Home Actu Visite des sous-sols : Bordeaux au « taupe » niveau

La visite des sous-sols de Bordeaux est un des plus grands succès de l’office de tourisme. Bordeaux Quartiers a suivi le guide sous terre pour en savoir plus sur les dessous de la belle endormie…

Pas besoin de lampe frontale pour visiter les sous-sols de Bordeaux ni de bottes, au cas où on se tremperait les guibolles dans le Peugue. Le circuit aménagé commence par la visite de la crypte archéologique de St-Seurin qui est, en fait, un cimetière paléo-chrétien. Les tombes les plus anciennes datent des premiers temps de la chrétienté. Face à ces boîtes de calcaire, plus communément appelées « sarcophages », ancêtres de nos bons vieux cercueils, on peut être pris d’un certain vertige quand on mesure le nombre d’années qui nous séparent de ces défunts.
A cette époque, le quartier St-Seurin n’était pas encore ce village familial que l’on connaît.
Le cimetière était au cœur de la nature, niché sur les hauteurs, à 16 mètres au-dessus du niveau de la mer, loin du centre de Burdigala. A cette époque, en effet, « on ne mélange pas le monde des morts et celui des vivants » explique Catherine Château-Goniak, guide de cette ténébreuse visite. L’actuelle église a été construite bien plus tard, au XIème siècle et les architectes de l’époque ne se sont pas spécialement souciés des sépultures construisant les fondations de l’édifice sur les tombes qui, au fil des années et faute de place, étaient empilées les unes sur les autres.

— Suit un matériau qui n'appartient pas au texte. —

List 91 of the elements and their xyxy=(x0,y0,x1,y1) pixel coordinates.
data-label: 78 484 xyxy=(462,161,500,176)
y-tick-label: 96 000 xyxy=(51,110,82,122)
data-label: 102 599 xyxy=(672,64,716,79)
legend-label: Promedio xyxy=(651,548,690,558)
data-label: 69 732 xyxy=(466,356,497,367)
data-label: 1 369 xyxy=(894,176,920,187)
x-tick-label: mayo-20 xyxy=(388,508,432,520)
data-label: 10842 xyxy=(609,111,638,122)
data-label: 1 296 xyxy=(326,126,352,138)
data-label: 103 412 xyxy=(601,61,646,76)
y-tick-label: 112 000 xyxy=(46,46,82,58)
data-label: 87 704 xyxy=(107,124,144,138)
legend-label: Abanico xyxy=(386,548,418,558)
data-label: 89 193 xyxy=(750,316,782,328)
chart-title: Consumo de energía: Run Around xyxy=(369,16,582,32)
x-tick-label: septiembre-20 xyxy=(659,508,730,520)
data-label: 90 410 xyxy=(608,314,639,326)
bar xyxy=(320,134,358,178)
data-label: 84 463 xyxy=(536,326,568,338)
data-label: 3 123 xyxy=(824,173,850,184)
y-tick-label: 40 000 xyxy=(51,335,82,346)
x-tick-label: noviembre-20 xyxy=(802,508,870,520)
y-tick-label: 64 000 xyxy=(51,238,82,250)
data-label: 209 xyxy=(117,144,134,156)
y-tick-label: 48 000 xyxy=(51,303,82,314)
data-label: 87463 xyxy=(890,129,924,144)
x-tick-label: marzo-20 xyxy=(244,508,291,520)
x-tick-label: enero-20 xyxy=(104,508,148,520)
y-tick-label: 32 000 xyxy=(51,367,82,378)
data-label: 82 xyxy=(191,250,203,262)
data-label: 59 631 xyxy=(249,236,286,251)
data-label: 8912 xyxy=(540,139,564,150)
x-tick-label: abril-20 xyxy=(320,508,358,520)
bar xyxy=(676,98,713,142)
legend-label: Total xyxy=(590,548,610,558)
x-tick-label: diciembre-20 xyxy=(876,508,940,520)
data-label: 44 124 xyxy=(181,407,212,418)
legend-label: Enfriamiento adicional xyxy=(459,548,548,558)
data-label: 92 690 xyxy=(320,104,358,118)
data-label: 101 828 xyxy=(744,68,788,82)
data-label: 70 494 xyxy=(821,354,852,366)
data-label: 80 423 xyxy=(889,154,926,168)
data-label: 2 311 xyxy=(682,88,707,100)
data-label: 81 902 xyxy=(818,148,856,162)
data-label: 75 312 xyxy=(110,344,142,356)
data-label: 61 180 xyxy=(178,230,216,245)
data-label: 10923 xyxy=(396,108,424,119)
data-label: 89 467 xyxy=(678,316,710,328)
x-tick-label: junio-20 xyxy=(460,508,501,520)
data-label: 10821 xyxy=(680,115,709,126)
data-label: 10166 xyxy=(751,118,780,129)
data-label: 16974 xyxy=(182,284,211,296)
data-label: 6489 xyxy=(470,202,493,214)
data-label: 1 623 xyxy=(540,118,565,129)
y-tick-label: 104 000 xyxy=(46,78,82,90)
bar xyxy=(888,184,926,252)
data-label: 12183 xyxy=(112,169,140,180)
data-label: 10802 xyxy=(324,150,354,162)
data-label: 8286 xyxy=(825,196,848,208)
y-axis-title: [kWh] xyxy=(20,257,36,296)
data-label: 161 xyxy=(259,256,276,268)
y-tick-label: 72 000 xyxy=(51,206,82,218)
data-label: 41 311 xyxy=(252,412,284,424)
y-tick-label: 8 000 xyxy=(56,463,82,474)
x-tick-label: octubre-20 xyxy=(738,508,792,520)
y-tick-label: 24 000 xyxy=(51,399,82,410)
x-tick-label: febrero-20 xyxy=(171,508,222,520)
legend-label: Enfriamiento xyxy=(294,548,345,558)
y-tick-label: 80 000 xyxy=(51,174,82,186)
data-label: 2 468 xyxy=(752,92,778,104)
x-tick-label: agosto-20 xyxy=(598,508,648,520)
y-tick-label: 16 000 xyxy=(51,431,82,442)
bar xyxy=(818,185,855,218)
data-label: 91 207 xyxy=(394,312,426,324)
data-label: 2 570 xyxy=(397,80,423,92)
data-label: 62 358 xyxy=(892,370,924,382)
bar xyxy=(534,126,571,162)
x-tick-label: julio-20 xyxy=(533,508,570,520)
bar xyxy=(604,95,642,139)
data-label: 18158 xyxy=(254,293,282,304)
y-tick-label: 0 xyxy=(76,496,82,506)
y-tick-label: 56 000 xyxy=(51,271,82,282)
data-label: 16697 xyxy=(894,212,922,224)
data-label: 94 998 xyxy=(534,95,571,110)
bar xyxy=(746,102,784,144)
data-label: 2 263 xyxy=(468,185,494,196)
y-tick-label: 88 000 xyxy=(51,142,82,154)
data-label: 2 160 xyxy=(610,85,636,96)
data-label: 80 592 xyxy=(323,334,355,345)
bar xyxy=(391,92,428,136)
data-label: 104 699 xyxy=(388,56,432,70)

une amphore qui servit de tombeUne amphore en guise de tombe
Les sarcophages n’étaient pas les seuls modes de sépulture. Aux alentours du 4ème siècle, pendant quelques temps, la mode était aux amphores. Celles-ci venaient probablement du port de Bordeaux situé dans l’actuel quartier St-Pierre, où transitaient ces contenants (l’entrée de ce port se trouvait rue du Cancéra. Il longeait le cours d’eau la Devèze qui se jetait dans la Garonne…d’où le nom de la rue de la Devise). Le commerce du vin avait déjà une forte influence qui atteignait même le monde des morts après avoir enivré celui des vivants.
Quant aux personnalités qui avaient un certain goût pour l’espace, ils choisissaient alors les mausolées pour leur vie éternelle, sorte de petite cahute mortuaire qui pouvait atteindre une dizaine de mètre carrés et dont les murs étaient parfois même, ornés de la tapisserie de l’époque : les fresques. Par la suite, ces mausolées ont été réhabilités en habitation par des bordelais au XVIIIème qui ne craignaient sûrement pas les lieux hantés.
Ce cimetière judéo-chrétien occupait au moins toute l’actuelle place des Martyrs de la résistance. Arrivé à saturation, au XVIIIème siècle, les morts ont déménagé un peu plus loin et c’est là qu’est né le cimetière de la Chartreuse.
Après ce tête à tête avec les trépassés, Catherine nous fait revenir sur le plancher des vaches de 2014 où klaxonnent les voitures et crient les enfants du petit square. Direction la rue de la Vieille tour, près de la place Gambetta. Or, une fois sur place, point de vieille tour, mais plutôt des arrières boutiques chics et des façades classiques bordelaises. Et un hôtel. L’hôtel de la Tour de l’Intendance. Et ce n’est pas pour aller y passer la nuit que la guide nous y fait entrer mais pour visiter sa cave où se trouve le vestige d’une tour d’angle de la muraille gallo-romaine de Burdigala. Cette cave ronde constituée d’un véritable trésor mural notamment composé de pierres de leste (issue des bateaux du port) ramène les visiteurs 2 000 ans en arrière. Une fois dehors, en haut de cette rue qui porte donc bien son nom, on regarde en contre-bas le début de la rue des Remparts et on visualise presque cette fameuse muraille de pierre qui définissait alors les limites de la ville.
Cette visite des sous-sols de Bordeaux se termine par une petite promenade sous la colonne des girondins et sa fameuse fontaine. Ce monument qui avait été enlevé à la ville lors de l’occupation, n’a été réinstallé qu’en 1983, une fois le puzzle reconstitué. Et on découvre alors le système en circuit fermé de cette fontaine d’ornement (l’eau n’est pas potable) et, dans un autre genre, l’armoire électrique qui alimente les forains de la foire aux plaisirs et quelques tramways. Visuellement moins impressionnantes que les vestiges du début de notre ère, il reste cependant amusant, pour toute personne curieuse, de découvrir les coulisses d’un tel ouvrage.
Fin de la visite et retour à la surface. Après deux heures passés sous les jupes de Bordeaux, on peut bien dire que ses dessous valent le coup d’œil.